In 2006, an access road and parking lot were built at VCA West, which is reached from Mid Valley Road and is located approximately ½ mile from Varden. At this location, most of the trails and roads are established. Many trails are medium-sloped, though some portions are steeper than others. One can see natural wooded areas and growths of hand-planted evergreens. VCA West is bordered on the north by Holster Creek, a rapidly-moving, rocky stream, and on the east by a 2 ½ acre pond built in 1962. In summer, water lilies grow at the pond's edge. Pond View Trail passes on one side of the water.
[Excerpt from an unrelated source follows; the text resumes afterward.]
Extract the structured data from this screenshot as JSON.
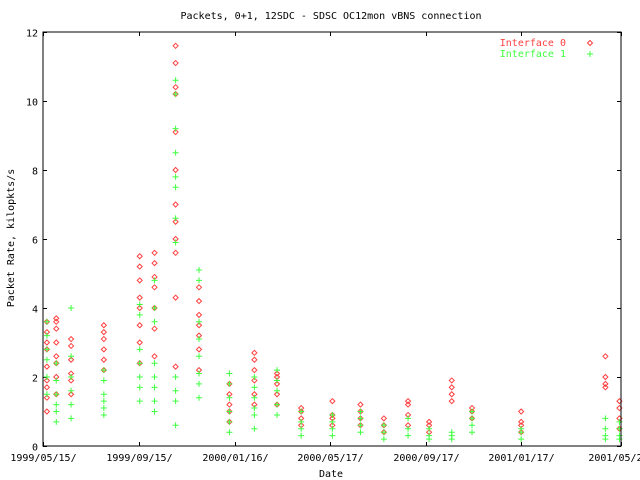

Please visit the Recreation section of this website for more information on hiking at the VCA.
In 2007, at VCA East, an access road, parking lot, pavilion, rest stops and a bridge over Middle Creek were built. This area is accessed by Tannery Road and is located approximately ½ mile south of Varden off PA Route 296. Here there are trails, farm roads, and open fields surrounded by mowed paths—a place to view nature in an open setting. There is a large area of natural woodland which has undergone timber stand improvement, as well as areas planted in white spruce and larch. Middle Creek flows near the south border. It is a slow, meandering stream that offers sightings of wildlife such as beaver, muskrat, mink, otter and waterfowl. For a complete listing of the animal life observable at the VCA, please visit the Natural Resources Inventory.
To the west of VCA East is the Village of Varden, which was recently assessed by the Pennsylvania Historical and Museum Commission (PHMC). Nearby are the Varden Cemetery and the chimney remains of John Shaffer’s second house.